Ванька посидел на скамейке у дома, греясь на солнце от нечего делать, показал язык и скорчил рожи двум соседским девчонкам, из дома напротив, чем же дальше заняться?
Подбежал к колонке и попил воды из тугой струи, облившись.
Издалека увидев мать, спешащую с работы с сумками в руках, бросился вверх по лестнице, домой.
Вечер. Мать прибрала со стола после ужина, и отец с дядей Митей разложили снова фотографии, старые иконы – всё это было уже отреставрировано, и готово вернуться к хозяевам. В углу сохли ковры.
Разложив товар по сумкам, братья сели за шахматы, дядя Юра пристроился рядом стоя, чтобы наблюдать за игрой. Ванька рядом с ним, прислушиваясь к бормотанью брата Вовы за стенкой.
Мать с бабушкой успокаивали его, забавляли, а он то смеялся, то разражался рёвом, и тогда взрослые морщились, Ванька морщился больше всех.
– Дядя Митя, расскажи про войну, – попросил племянник, поправляя офицерский ремень на поясе, который он носил дома и на улице, не снимая.
– А что рассказывать, я в заград-отряде служил. Вот отец твой герой, пусть расскажет, как в атаку ходил, как медаль «За отвагу» получил.
– Что такое заград-отряд, дядя? – настырничал племянник.
– Сзади лежали с пулемётами, и своих же бойцов расстреливали, когда те отступали, – тут же откомментировал отец; спохватившись, что сказал лишнее, замолчал. Но было уже поздно.
– Не своих, а отступающих трусов, – побагровел дядя Митя, забыв про игру в шахматы. – Потом мы же последние и были, кто оборону держал. Как начнут фрицы мины бросать, так я вот ногу и потерял.
Ванька сочувственно потрогал дядину ногу, но эта нога оказалась настоящая, а не протез, и дядя с Ванькой рассмеялись. Дядя Юра тоже громко захохотал. Смешно.

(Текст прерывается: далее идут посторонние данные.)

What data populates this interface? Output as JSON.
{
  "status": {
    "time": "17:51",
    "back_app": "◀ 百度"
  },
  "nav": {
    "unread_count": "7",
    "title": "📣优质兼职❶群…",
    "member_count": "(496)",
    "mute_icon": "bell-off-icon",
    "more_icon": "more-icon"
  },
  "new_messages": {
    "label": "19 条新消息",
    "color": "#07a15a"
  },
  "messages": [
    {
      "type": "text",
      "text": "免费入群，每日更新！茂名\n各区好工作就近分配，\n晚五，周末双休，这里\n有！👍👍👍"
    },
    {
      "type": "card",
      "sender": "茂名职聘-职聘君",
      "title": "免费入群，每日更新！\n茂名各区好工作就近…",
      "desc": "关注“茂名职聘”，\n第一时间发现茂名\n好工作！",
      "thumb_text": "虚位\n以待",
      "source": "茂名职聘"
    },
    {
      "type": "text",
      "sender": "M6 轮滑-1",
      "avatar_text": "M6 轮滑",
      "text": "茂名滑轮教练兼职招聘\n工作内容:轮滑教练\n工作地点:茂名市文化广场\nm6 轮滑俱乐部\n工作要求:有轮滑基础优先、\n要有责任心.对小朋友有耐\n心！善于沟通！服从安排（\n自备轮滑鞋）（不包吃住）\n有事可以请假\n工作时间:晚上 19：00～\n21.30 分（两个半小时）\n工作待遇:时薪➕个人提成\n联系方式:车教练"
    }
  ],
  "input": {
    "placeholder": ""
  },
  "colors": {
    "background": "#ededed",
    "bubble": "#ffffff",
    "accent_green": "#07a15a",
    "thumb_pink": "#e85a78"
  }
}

– Юрка, за хлебом забыл сходить? Гогочет тут, горбыль! – рассердилась не на шутку бабушка, тыча его своей клюкой под рёбра, и охаживая по горбам.
Дядя Юра ловко и привычно уворачивался, братья наблюдали схватку.
– Утром савтра спекаю, чево пристала, старая, – огрызался дядя Юра, побледнев от неловкости перед племянником и женой брата. Он был глуховат и картавил, мягко выговаривая твёрдые гласные и согласные.
– Как сейчас помню, – понаблюдав за схваткой, вспоминал отец: – командир взвода лейтенант Барангулов получил приказ; прорваться в тыл врага и создать панику. Нас поддержали огоньком, стволов в двести, ну а мы на конях, и навели там шороху. В это время наши бойцы пошли в атаку, смяли линию фронта, а мы присоединились к своим в заранее условленном месте.
Ванька восхищённо смотрел на отца, дядю Митю, забыв про остальных.
– Я всё время богу молилась, чтобы мои сынки живыми домой вернулись, – тоже вспоминала бабушка, прослезившись. – Наголодались мы тут с Юркой во время войны, не приведи господь. Видишь, Ванечка, ковёр с тремя богатырями? – показала она Ваньке ковёр, висящий на стене в маленькой комнате.
– Это дядя Юра твой спичками рисовал. Кистей не было, красок мало. Да ещё на старой клеёнке. Заострит спичку и сидит, мажет. Есть всё равно нечего.
Ванька уважительно поглядел на дядю Юру, на ковёр: три богатыря на конях были словно живые.
– Да, Юра молодец. Я бы не смог спичками написать. Терпения сколько надо, – покачал головой отец, и все жалостливо посмотрели на смущённого вниманием к своей скромной персоне дядю Юру.
– Да, а я помню, как приехал к Николаю в гости, в Чебоксары. Тося дома была, тут Николай приходит с работы; получку, говорит, получил. И выкладывает на стол кучу денег, я прямо обезумел, – глаза у дяди Мити заблестели.
– Пять тысяч тогда получил, заказов было перед октябрьскими праздниками, завались, – уточнил отец, погрустнев от воспоминания о былой столичной жизни.
– Я тогда подумал; зачем я бегаю по этажам конторы с бумагами, инженерик в приплюснутой фуражечке, ногу натираю до крови. И всё за 350 рублей в месяц, – возмущался дядя Митя. – Всё, баста! Тоже стану художником…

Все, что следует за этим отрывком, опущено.